All of us want to be seen in a good (sometimes perfect) light, and that desire can be particularly strong for moms. I admit, I used to be guilty of painting unblemished portraits of myself for my four daughters. I wanted to protect them from my flaws, pain and embarrassment while pushing them to thrive and achieve.
I gave my girls the impression that their mother never made mistakes and had never been heartbroken. But in using silence, keeping secrets and (occasionally) offering up lies to create a flawless image of myself, I wasn’t showing them the complete picture of me.
This realization only struck me three years ago, upon my own mother’s passing. While reflecting on her life, I noticed emotional gaps in her time line. Her major life events (birth, schooling, work history) were evident. But I was clueless about her deepest feelings and failures.
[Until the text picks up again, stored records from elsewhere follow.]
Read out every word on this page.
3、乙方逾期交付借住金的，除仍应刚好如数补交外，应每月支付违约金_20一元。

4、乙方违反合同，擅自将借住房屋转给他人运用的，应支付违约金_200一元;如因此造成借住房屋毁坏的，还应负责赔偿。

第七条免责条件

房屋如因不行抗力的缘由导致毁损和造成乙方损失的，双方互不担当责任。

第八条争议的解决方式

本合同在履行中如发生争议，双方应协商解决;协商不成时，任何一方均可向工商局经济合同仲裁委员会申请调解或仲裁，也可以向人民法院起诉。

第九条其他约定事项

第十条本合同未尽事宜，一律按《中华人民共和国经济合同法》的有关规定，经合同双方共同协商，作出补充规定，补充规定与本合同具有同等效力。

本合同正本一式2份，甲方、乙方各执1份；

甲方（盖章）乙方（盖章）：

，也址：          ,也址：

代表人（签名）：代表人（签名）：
Did she have unfulfilled dreams? What regrets had she pushed to the bottom of her heart? I didn’t ask. And she didn’t tell.
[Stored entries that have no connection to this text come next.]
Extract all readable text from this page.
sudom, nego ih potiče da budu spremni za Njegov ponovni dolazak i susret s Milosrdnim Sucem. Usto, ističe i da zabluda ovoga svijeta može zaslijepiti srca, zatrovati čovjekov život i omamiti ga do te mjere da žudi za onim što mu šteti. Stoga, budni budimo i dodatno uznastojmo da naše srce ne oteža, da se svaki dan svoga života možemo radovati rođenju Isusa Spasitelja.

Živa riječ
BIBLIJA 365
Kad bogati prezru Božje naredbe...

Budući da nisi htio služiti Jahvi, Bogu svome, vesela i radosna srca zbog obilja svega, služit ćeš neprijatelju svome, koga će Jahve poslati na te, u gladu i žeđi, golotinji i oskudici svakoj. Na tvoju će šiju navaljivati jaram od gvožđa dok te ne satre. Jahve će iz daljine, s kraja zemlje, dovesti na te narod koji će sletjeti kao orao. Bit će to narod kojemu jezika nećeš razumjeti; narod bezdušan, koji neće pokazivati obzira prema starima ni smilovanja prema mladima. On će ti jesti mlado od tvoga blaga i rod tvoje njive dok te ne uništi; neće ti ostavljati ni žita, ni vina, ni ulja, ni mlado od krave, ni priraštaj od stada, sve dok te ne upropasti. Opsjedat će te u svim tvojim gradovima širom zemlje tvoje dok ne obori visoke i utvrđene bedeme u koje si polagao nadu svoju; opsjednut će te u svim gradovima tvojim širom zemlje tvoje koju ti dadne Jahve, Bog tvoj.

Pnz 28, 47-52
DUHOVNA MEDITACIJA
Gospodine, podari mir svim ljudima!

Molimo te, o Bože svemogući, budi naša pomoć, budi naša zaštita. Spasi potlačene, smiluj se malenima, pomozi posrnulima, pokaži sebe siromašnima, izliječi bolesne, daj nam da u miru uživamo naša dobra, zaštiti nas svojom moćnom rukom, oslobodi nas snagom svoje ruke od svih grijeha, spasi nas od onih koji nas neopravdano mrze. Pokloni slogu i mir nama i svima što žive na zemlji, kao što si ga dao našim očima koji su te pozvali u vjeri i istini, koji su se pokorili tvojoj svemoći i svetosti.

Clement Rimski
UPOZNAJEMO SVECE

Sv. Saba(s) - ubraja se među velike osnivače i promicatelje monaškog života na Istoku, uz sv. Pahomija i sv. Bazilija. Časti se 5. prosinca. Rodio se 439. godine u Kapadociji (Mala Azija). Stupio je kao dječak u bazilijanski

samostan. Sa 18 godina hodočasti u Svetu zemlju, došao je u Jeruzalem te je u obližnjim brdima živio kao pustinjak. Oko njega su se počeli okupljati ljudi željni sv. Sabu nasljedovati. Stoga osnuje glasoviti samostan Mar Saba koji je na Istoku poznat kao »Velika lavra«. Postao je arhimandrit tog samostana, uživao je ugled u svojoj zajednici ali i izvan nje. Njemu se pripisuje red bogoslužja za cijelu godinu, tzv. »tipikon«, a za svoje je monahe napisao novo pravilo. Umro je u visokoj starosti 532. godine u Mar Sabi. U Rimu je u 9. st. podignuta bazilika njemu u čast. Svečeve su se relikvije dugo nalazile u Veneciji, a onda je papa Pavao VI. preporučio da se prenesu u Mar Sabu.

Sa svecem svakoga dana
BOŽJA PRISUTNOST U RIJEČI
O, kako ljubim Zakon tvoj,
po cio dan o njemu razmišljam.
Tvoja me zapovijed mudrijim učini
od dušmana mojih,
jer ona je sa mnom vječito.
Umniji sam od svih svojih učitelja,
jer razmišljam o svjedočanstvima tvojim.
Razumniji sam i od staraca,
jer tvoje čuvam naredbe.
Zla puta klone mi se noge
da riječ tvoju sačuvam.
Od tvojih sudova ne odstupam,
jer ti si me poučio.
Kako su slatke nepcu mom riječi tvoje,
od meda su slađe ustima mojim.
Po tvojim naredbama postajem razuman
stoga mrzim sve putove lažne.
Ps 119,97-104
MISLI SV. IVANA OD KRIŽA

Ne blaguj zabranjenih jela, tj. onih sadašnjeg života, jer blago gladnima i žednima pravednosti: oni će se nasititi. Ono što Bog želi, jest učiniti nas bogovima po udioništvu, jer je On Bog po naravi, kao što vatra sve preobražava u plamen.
Even though my daughters tune me out sometimes, I now have open conversations—without shame or blame—with them. And I encourage you to do the same. Listen for questions and speak answers with an honest heart. Encourage curiosity about your life. And don’t let the fear of revealing your whole self disrupt a legacy of love and understanding.
Missing mom? If Mother's Day triggers feelings of loss, don't run from your grief—just be with it. Take a deep breath, think about postive memories and know you're not alone in your pain.